Crime down, but tactics questioned

By Joe Lamport
Managing Editor

On a warm night not too long ago, Tony Quarterman said police searched him and found that he was carrying Viagra, the prescription drug for men. He had a prescription for six pills, but only had five pills with him.

"'Where's the other pill,'" Quarterman said the police officer asked. "I told him, 'Stay with me long enough and you'll find out.'"

The story gave people listening in on a recent Saturday afternoon a good laugh, but it pointed to a serious problem that many Highbridge residents speak of: While crime may very well be down in the city, including Highbridge, as police statistics show, the means that police have used to achieve that end are troubling.

"To the police it's gotten better," said Quarterman, a 30-year Highbridge resident. While Quarterman conceded he feels safer today than he did a few years ago, the techniques police use are too rigorously employed.

"They're doing their job, but they're going a little overboard," he said. Specifically, police stop and search people regularly - and they have done that in Highbridge long before terrorist attacks made such a tactic more defensible perhaps.

A young woman who did not give her name agreed.

"The only one I'm scared of is the police," she said.

A police spokesman said police did not randomly stop and search people.

"If we receive a 911 call or a radio run and we have a description of someone, we may stop someone who fits that description - that's what we do," said Det. Kevin Czartoryski. "People are not stopped for no reason."

People acting suspiciously might also be stopped, Czartoryski said, adding that people who believe they have been unjustifiably stopped and searched should file complaints with the city's Civilian Complaints Review Board.

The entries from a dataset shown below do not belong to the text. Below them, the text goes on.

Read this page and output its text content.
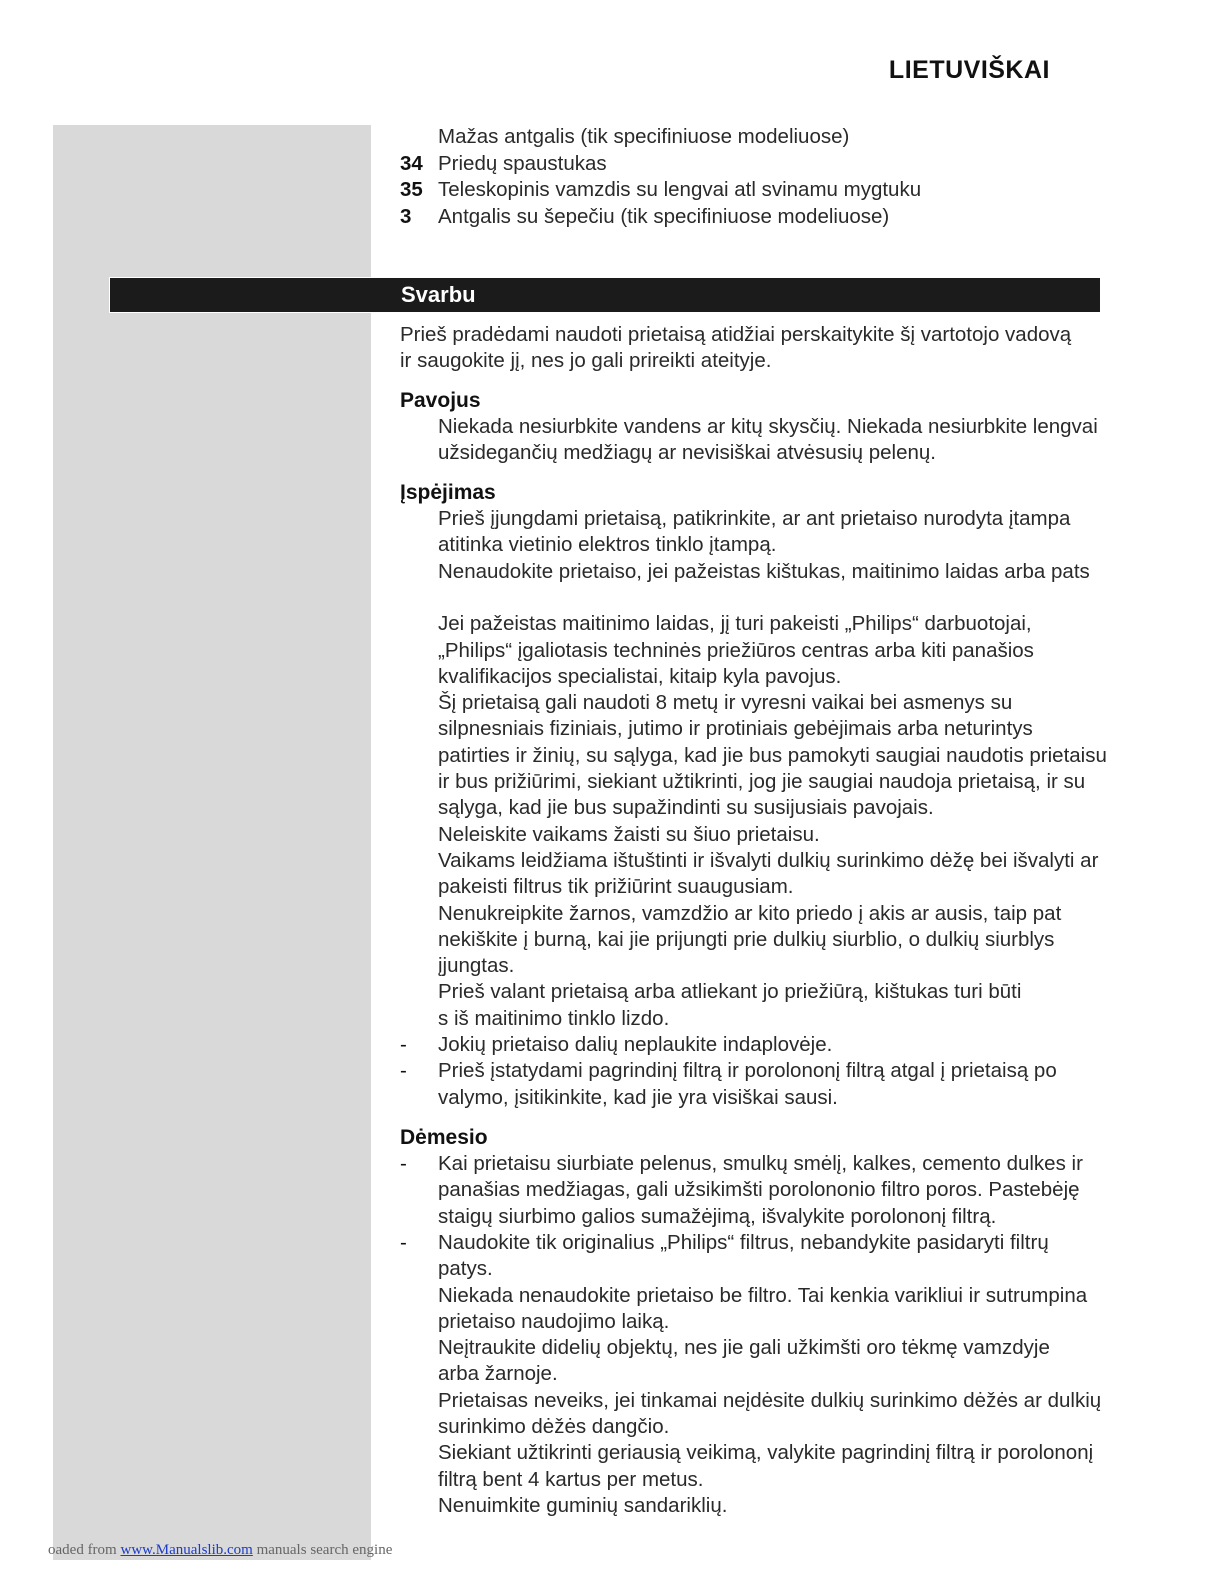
LIETUVIŠKAI
Mažas antgalis (tik specifiniuose modeliuose)
34 Priedų spaustukas
35 Teleskopinis vamzdis su lengvai atl svinamu mygtuku
3	Antgalis su šepečiu (tik specifiniuose modeliuose)
Svarbu
Prieš pradėdami naudoti prietaisą atidžiai perskaitykite šį vartotojo vadovą
ir saugokite jį, nes jo gali prireikti ateityje.
Pavojus
Niekada nesiurbkite vandens ar kitų skysčių. Niekada nesiurbkite lengvai
užsidegančių medžiagų ar nevisiškai atvėsusių pelenų.
Įspėjimas
Prieš įjungdami prietaisą, patikrinkite, ar ant prietaiso nurodyta įtampa
atitinka vietinio elektros tinklo įtampą.
Nenaudokite prietaiso, jei pažeistas kištukas, maitinimo laidas arba pats
Jei pažeistas maitinimo laidas, jį turi pakeisti „Philips“ darbuotojai,
„Philips“ įgaliotasis techninės priežiūros centras arba kiti panašios
kvalifikacijos specialistai, kitaip kyla pavojus.
Šį prietaisą gali naudoti 8 metų ir vyresni vaikai bei asmenys su
silpnesniais fiziniais, jutimo ir protiniais gebėjimais arba neturintys
patirties ir žinių, su sąlyga, kad jie bus pamokyti saugiai naudotis prietaisu
ir bus prižiūrimi, siekiant užtikrinti, jog jie saugiai naudoja prietaisą, ir su
sąlyga, kad jie bus supažindinti su susijusiais pavojais.
Neleiskite vaikams žaisti su šiuo prietaisu.
Vaikams leidžiama ištuštinti ir išvalyti dulkių surinkimo dėžę bei išvalyti ar
pakeisti filtrus tik prižiūrint suaugusiam.
Nenukreipkite žarnos, vamzdžio ar kito priedo į akis ar ausis, taip pat
nekiškite į burną, kai jie prijungti prie dulkių siurblio, o dulkių siurblys
įjungtas.
Prieš valant prietaisą arba atliekant jo priežiūrą, kištukas turi būti
s iš maitinimo tinklo lizdo.
-	Jokių prietaiso dalių neplaukite indaplovėje.
-	Prieš įstatydami pagrindinį filtrą ir porolononį filtrą atgal į prietaisą po
valymo, įsitikinkite, kad jie yra visiškai sausi.
Dėmesio
-	Kai prietaisu siurbiate pelenus, smulkų smėlį, kalkes, cemento dulkes ir
panašias medžiagas, gali užsikimšti porolononio filtro poros. Pastebėję
staigų siurbimo galios sumažėjimą, išvalykite porolononį filtrą.
-	Naudokite tik originalius „Philips“ filtrus, nebandykite pasidaryti filtrų
patys.
Niekada nenaudokite prietaiso be filtro. Tai kenkia varikliui ir sutrumpina
prietaiso naudojimo laiką.
Neįtraukite didelių objektų, nes jie gali užkimšti oro tėkmę vamzdyje
arba žarnoje.
Prietaisas neveiks, jei tinkamai neįdėsite dulkių surinkimo dėžės ar dulkių
surinkimo dėžės dangčio.
Siekiant užtikrinti geriausią veikimą, valykite pagrindinį filtrą ir porolononį
filtrą bent 4 kartus per metus.
Nenuimkite guminių sandariklių.
oaded from www.Manualslib.com manuals search engine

Deputy Commander James Essig of the 44th Precinct invited residents to the police council meeting, which is held the second Wednesday of each month to help address crime in the precinct.

"You have to let us know what's going on," Essig said.

Crime generally increases in the summer, when warmer weather brings people out, Essig said.

"There're more people on the street," he said. "Crime goes up a little, but not drastically."

Community residents' number one complaint, he said, is drug dealing. The drug trade is so prevalent, some people have said that drugs are basically legal in the Bronx. A reporter was able to arrange the purchase of marijuana in about two minutes on a recent afternoon.

Beyond drug dealing, Essig said community residents complain mainly about "quality of life" problems in their neighborhoods - people playing loud music, drinking beer on the streets, rowdiness and the like.

"We focus on burglaries, assaults and things like that, but you're biggest complaint is quality of life," he said. "If those go unchecked, they lead to the bigger crimes."

Aggressive enforcement and community involvement are the main elements of the police department's strategy to tackle crime, said Det. Stephen Wattley, a community affairs officer at the 44th Precinct.

"You have to get people involved," Wattley said. "If young people see who you are, we can help them avoid the pitfalls. They need to know that not every cop is against you."

Wattley was heavily engaged in the community involvement approach during the Highbridge Gardens health fair on a sunny Saturday recently.

"Those who know, know that this is how you have to do it," he said with a friendly grin as he and fellow officers stood on University Avenue amid the festivities.